While the outdoors is far from the apolitical space the culture has pushed for so long, Amanda believes in the power nature provides. “As a Black queer woman living in the U.S., it’s taught me that nature doesn’t discriminate in the ways that people do. We don’t have to be like this.” What she’s gained from hiking, along with her work with organizations like the Leave No Trace Center for Outdoor Ethics and Camber Outdoors, has given her an advantage for translating deep experiences and passing on knowledge into her work with youth through Big City Mountaineers.

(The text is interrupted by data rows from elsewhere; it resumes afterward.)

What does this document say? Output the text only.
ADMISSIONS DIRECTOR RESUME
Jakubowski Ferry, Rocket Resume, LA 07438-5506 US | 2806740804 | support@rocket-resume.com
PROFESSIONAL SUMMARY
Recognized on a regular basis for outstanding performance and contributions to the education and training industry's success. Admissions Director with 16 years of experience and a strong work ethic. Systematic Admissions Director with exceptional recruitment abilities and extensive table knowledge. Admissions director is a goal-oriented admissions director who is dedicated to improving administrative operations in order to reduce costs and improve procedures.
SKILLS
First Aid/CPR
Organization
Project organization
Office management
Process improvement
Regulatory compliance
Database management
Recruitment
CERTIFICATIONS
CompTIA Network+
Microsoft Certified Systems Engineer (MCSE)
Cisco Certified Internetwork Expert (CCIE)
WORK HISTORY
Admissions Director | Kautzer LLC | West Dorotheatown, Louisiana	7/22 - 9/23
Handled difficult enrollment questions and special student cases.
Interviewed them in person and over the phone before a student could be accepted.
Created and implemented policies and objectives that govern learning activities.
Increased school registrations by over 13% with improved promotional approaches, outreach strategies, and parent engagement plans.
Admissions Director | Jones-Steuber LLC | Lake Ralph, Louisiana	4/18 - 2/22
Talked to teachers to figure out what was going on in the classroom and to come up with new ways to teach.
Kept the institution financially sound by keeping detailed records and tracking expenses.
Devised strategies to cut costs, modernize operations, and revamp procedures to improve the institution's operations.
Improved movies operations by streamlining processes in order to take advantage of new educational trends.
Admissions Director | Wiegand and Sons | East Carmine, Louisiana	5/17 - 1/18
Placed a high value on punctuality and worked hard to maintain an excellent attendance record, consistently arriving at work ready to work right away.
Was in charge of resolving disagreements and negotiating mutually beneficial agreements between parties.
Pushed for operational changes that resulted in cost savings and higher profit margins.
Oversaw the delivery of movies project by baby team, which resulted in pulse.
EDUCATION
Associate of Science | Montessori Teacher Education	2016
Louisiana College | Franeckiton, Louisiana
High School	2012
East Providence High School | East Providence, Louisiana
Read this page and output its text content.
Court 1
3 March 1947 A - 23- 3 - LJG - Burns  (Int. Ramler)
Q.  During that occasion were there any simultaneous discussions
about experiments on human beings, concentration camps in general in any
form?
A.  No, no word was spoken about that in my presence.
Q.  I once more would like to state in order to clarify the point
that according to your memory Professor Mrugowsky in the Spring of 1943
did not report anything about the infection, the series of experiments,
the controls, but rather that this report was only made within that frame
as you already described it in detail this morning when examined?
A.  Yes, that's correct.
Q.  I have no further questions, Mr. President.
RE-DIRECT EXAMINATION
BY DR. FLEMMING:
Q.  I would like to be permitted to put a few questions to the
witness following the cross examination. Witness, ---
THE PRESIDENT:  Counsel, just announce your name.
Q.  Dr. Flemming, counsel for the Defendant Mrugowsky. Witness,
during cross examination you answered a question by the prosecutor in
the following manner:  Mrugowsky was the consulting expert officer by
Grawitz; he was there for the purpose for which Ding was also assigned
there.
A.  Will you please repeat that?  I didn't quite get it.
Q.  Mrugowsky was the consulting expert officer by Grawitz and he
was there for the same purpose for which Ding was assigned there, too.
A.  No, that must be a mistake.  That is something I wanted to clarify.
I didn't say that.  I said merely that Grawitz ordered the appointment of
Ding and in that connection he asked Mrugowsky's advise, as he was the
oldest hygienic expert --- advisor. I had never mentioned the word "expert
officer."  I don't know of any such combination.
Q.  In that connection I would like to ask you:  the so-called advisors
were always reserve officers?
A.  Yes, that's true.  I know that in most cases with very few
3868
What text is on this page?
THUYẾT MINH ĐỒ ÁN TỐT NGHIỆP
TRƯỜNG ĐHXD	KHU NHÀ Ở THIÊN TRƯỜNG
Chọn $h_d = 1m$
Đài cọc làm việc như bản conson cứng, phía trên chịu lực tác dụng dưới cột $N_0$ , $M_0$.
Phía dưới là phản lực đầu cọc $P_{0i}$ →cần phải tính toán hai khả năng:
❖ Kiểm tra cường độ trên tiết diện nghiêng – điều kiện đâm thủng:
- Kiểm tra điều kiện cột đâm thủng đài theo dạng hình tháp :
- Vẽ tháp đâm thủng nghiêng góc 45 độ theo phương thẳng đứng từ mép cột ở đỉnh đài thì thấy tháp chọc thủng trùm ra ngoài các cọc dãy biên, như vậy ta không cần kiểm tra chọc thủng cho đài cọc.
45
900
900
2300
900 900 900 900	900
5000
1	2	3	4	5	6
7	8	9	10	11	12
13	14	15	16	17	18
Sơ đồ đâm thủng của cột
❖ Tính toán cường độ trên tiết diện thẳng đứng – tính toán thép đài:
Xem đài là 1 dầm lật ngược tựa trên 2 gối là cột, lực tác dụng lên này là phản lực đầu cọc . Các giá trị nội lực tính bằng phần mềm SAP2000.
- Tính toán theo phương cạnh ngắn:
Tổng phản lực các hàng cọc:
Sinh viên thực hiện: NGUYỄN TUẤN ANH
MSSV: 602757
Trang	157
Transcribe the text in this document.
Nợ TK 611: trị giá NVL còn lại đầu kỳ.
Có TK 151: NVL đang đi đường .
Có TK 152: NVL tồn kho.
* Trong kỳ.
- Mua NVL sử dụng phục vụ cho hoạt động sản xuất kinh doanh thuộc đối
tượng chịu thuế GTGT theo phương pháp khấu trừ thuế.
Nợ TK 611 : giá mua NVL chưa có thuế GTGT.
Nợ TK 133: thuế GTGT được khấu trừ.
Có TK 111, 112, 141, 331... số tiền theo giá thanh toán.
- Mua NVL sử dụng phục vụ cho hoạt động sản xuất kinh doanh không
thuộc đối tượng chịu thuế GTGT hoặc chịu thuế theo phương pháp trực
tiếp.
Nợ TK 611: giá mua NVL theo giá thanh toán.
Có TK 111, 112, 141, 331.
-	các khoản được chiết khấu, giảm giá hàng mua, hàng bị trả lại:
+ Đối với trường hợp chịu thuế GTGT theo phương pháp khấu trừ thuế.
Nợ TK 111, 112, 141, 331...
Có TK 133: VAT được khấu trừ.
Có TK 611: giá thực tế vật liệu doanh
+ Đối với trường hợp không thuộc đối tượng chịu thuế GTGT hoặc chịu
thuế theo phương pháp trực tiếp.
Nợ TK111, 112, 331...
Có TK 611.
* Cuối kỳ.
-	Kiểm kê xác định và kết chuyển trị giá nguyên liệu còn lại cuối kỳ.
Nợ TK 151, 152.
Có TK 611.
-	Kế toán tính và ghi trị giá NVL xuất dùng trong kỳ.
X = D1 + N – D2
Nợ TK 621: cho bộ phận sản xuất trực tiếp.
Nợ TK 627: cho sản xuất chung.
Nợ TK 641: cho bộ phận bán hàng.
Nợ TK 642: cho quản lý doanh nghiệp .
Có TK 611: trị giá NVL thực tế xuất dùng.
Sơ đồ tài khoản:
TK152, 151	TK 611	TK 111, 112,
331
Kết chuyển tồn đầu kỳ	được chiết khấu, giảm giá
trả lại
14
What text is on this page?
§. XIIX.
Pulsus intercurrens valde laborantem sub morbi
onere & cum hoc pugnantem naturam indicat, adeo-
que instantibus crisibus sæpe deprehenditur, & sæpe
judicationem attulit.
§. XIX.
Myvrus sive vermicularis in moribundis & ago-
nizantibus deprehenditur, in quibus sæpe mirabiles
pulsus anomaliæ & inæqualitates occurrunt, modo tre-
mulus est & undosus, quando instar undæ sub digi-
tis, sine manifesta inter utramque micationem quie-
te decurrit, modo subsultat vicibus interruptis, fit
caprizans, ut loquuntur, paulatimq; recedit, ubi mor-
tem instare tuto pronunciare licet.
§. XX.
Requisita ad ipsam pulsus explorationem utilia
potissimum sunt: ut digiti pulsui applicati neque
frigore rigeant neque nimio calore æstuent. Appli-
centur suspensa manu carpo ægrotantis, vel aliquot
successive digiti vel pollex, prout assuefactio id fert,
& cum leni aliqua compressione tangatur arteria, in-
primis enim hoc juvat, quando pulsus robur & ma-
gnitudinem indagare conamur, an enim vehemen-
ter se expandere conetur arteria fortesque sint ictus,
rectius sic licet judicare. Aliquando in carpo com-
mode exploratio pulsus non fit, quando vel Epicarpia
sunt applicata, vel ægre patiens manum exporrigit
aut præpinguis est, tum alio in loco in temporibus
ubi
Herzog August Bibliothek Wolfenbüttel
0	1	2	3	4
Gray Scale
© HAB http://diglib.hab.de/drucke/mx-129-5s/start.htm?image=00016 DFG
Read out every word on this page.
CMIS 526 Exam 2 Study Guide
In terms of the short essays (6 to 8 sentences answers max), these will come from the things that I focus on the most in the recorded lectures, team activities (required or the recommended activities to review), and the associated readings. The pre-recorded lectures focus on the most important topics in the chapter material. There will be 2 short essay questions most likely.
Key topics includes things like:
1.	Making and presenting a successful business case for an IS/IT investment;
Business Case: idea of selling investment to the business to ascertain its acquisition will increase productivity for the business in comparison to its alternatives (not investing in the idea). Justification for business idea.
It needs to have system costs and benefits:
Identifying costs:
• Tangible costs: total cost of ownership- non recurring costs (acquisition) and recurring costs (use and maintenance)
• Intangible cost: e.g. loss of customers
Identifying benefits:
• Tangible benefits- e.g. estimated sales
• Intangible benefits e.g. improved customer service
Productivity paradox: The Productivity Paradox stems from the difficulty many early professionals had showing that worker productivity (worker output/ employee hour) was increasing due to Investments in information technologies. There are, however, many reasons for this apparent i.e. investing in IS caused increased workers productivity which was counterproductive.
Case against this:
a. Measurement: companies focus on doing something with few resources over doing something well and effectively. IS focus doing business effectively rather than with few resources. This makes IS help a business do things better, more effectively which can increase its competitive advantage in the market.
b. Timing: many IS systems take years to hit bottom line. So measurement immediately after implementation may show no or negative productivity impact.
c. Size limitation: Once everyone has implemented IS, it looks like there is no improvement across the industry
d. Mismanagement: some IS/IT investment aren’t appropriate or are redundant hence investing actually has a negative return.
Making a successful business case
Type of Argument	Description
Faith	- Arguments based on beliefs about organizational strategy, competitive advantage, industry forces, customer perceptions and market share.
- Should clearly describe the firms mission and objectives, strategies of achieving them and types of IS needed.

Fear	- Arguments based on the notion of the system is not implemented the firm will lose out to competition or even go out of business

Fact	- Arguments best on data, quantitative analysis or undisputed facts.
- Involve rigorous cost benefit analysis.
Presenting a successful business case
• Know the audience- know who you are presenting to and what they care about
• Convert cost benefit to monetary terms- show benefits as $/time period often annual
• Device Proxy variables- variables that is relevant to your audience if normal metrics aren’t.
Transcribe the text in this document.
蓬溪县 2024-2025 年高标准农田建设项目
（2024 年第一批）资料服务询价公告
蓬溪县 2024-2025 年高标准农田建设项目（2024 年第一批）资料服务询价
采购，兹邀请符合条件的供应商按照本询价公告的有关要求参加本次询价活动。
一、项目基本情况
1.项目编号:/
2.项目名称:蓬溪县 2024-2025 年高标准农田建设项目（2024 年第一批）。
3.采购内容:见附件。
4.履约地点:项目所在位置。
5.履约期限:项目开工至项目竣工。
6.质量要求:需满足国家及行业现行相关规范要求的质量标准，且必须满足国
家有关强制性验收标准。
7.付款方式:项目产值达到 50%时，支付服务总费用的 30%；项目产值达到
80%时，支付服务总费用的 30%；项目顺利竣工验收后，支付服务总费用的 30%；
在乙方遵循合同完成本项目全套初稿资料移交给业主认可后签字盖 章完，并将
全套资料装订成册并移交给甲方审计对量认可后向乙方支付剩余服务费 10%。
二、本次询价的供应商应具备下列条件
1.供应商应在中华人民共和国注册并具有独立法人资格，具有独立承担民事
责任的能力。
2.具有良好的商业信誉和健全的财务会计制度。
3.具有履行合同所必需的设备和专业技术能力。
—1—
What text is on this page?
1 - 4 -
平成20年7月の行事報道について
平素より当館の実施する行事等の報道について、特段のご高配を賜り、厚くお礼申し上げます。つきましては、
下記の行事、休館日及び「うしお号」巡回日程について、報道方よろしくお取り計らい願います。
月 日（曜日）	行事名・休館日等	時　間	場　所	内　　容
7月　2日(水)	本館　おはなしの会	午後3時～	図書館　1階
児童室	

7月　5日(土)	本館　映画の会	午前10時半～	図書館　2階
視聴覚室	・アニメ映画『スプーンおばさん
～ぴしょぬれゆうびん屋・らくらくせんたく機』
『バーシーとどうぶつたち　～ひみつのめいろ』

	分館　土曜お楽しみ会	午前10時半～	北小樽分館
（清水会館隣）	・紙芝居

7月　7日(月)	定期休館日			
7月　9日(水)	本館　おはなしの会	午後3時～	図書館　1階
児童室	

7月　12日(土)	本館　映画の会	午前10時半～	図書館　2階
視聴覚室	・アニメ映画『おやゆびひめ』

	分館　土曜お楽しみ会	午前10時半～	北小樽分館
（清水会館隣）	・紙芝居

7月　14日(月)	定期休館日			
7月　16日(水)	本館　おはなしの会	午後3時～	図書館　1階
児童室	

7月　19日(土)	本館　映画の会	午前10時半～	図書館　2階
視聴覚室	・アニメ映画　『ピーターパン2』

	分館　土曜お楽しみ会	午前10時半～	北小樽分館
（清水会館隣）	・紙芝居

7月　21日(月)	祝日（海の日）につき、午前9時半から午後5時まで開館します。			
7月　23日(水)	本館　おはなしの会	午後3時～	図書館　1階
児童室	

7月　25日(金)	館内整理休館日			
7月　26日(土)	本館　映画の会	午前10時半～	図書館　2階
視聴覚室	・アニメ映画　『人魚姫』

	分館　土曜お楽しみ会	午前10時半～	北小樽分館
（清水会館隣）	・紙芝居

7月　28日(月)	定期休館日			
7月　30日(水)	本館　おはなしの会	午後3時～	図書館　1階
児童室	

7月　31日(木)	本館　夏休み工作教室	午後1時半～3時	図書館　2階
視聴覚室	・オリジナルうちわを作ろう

I asked her how outdoor culture, land management agencies, and parks can do better for youth. For starters, she urges decision-makers to just take them seriously. “Young people rise to the occasion when they’re asked to,” she says. “Not only is there a lot that young people can learn from older people, but there’s a lot that older people can learn from youth.”

COVID-19 has made it harder to support youth in the outdoors for the time being. Big City Mountaineers had to cancel their trips this summer. But they’re using this time to look inward. “We’ve committed the organization to being antiracist, which is a lot of work,” Jameson explains. “We’re not always going to get it right. It’s going to be three steps forward, four steps back.”

Jameson also says it’s past time for people in power to choose who they’re really serving: “If you are trying to cater to both people with marginalized identities and people who, whether knowingly or unknowingly, are a part of systems of oppression who aren’t actively working to break down those systems of oppression, what you’re going to be left with is the latter group,” she says. “The people that are oppressing people. The former group should not be expected to tolerate their own oppression.”